Sometimes it's really just easier to write SQL directly.

Do you mean something like Datomic? It has been intriguing me for a while...
Hence Kx, ZODB.
I'm not too familiar with ZODB, but it looks like it tries to impose OO on a database, while in reality relational model works best with data, so making programing language able to interact with data that way would be better. I think something like JOOQ[1] is close to that.

In order to get good performance you want to minimize number of back and forth requests over network. So instead of making a request to obtain list of items, and then fetching each of the item one by one (so called N+1 select issue) you will get a better performance if you make the database send only the data you want, nothing more, nothing less.

[1] http://www.jooq.org/

> I'm not too familiar with ZODB, but it looks like it tries to impose OO on a database, while in reality relational model works best with data, so making programing language able to interact with data that way would be better.

ZODB itself is essentially a transactional single-object store, where that "single object" is usually the root node of an arbitrary (possibly cyclic) object graph. Storage depends on the backend, nowadays you'd usually use file storage for development and relstorage for any kind of deployment.

It doesn't have any query language, Python is. There are no indices beyond those that you explicitly create (eg. a dictionary would be a simple index, but other packages provide more complex indices, like B-Trees - the nice thing here is that anything that goes into the DB is fully transacted, which removes a lot of headache that you'd have with other solutions (eg. flat XML files)).

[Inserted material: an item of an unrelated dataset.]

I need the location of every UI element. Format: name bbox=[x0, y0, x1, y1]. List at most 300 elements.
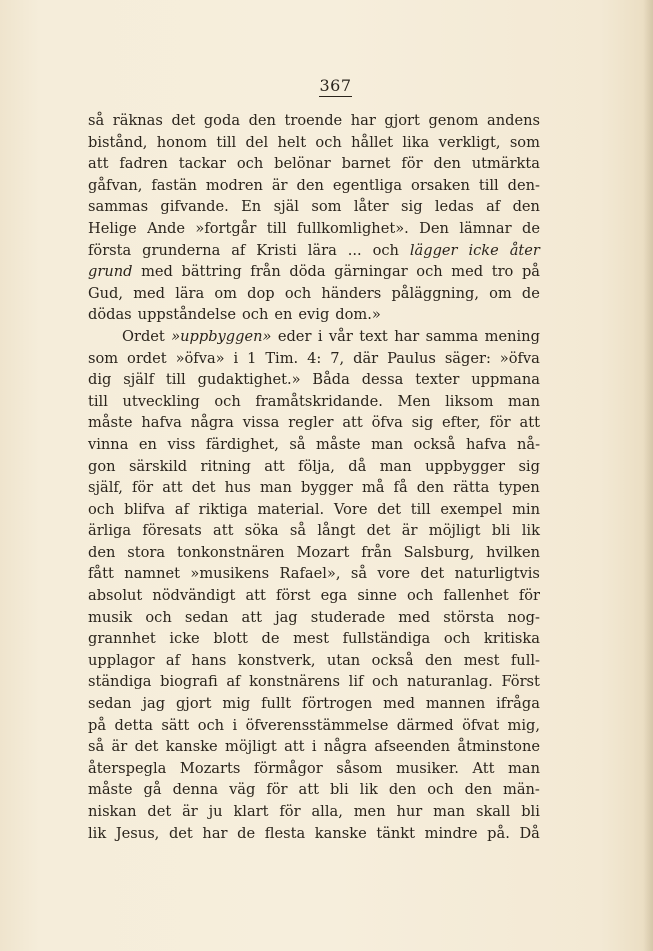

ZODB thrives when your data model is too complex to easily or efficiently map into SQL, when you don't do or need efficient complex ad-hoc queries and when 180 % performance and concurrency (although this was recently improved through the MVCC reimplementation) isn't the highest priority. Since it's pretty good at caching (much better than most ORMs) performance usually doesn't suck.

ZODB is not a database, nor is it fast.
More like a database toolkit. Performance depends on application but was clearly never the top priority. (Can still be pretty impressive in comparison due to the rather effective instance caching)
Yep, the K interpreter is pretty mediocre (it is very small and the language is inherently pretty fast, but the interpreter is otherwise not very advanced¹) but being directly integrated with a very optimized in-memory column-store database means it smokes anything else. Even the massive engineering effort in a JVM+RDBMS simply can't compete with running K directly on memory-mapped files.

1. I believe they added SIMD support a year or two ago and got a massive (2-10× IIRC) speedup.